My daughter has been going to Chinese school most weekends since October. After a reluctant and rocky start, she now enjoys it, and according to her grandparents, who are native Mandarin speakers, her pronunciation is top notch. Today the whole school put on a performance, and my daughter's Chinese as a Second Language class sang some songs on a stage before a couple hundred people. I know she was nervous at first, but she came through with flying colors.

Tonight as she was getting ready for bed, she put on the pajama top and said, "Hey, look Mom! My pajama top was 'Made in China'!" (She notices that about everything made in China, which amounts to, well, almost everything.) Then she said, "I wonder if my pajama bottoms were made in China, too."

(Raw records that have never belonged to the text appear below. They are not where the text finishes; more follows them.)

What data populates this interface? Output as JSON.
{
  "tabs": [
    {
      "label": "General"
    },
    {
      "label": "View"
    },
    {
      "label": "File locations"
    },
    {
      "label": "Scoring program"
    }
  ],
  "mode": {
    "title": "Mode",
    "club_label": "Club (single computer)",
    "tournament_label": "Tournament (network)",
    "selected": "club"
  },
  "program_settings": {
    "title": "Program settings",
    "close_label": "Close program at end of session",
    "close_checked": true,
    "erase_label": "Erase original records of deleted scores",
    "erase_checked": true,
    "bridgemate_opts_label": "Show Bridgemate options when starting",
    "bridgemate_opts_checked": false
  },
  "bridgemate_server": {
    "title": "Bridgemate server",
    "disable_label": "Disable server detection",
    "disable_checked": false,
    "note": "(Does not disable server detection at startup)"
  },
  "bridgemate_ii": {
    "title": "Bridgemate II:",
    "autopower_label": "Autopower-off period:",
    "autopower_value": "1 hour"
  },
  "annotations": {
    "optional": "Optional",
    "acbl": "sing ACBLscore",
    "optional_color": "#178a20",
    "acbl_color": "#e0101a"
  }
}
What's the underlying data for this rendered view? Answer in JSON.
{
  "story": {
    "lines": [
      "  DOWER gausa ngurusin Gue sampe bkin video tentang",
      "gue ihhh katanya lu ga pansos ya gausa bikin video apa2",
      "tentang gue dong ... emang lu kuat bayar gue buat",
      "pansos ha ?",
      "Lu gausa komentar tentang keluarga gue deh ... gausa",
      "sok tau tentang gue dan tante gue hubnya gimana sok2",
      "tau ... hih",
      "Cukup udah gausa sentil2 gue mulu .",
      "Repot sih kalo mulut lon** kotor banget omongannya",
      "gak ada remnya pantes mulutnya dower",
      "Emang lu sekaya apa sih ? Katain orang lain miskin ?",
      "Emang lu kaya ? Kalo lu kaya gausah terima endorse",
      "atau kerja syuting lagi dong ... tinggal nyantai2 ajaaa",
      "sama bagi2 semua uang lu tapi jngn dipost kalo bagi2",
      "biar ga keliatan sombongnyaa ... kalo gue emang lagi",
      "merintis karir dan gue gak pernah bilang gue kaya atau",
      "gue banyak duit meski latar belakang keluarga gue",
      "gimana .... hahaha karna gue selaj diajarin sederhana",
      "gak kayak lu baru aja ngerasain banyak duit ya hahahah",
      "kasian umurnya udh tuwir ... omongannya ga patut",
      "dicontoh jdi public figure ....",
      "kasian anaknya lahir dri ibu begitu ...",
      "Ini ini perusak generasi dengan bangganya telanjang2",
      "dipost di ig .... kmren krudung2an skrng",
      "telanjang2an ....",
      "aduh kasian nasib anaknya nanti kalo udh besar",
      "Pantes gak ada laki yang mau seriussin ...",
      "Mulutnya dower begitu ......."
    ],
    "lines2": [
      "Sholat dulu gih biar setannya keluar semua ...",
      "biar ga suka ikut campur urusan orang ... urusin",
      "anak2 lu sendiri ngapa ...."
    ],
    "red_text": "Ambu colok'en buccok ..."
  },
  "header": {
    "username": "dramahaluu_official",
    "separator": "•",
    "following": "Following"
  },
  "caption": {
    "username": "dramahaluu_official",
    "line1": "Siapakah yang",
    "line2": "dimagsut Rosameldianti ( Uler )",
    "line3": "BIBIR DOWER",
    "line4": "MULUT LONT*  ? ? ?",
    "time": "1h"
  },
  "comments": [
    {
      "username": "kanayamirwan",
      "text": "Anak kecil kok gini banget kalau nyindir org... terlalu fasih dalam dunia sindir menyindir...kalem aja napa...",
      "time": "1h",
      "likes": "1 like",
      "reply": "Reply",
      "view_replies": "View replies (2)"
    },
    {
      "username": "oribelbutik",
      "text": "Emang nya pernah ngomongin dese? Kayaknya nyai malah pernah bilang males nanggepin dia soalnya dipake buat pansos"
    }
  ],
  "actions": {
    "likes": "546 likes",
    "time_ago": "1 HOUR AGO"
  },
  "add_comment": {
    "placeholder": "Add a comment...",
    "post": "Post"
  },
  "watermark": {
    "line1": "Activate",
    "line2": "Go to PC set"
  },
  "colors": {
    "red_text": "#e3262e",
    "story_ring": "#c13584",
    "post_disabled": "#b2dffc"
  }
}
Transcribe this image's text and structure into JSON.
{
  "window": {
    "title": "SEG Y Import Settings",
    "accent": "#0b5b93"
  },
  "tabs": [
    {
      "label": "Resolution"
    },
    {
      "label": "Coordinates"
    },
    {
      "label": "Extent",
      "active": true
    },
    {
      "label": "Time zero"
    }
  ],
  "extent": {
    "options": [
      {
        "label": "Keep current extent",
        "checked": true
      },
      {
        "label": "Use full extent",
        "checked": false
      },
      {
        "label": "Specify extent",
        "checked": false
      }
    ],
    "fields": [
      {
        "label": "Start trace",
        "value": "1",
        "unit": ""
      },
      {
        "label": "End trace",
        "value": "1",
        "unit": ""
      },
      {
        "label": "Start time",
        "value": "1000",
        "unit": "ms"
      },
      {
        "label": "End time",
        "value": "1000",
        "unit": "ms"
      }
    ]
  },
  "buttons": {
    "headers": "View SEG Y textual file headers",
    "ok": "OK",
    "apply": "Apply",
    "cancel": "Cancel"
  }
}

"I bet they were," I told her. She checked the label and confirmed, "Yes! They were!" She's still genuinely surprised and pleased when she comes across anything made in China. "But look at this, mom. Even though these were made in China, they wrote 'Old Navy' in English. How do you think they knew how to write in English?" she asked in genuine wonder. Before waiting for an answer, she concluded, "They must have gone to English writing school so that they could write 'Old Navy' on the pajamas."

I smiled at the thought. But as I always do now when the conversation turns to "things made in China," I thought of the opening sequence of a documentary I saw several months ago -- Edward Burtynsky's Manufactured Landscapes. Gives new meaning to "Made in China."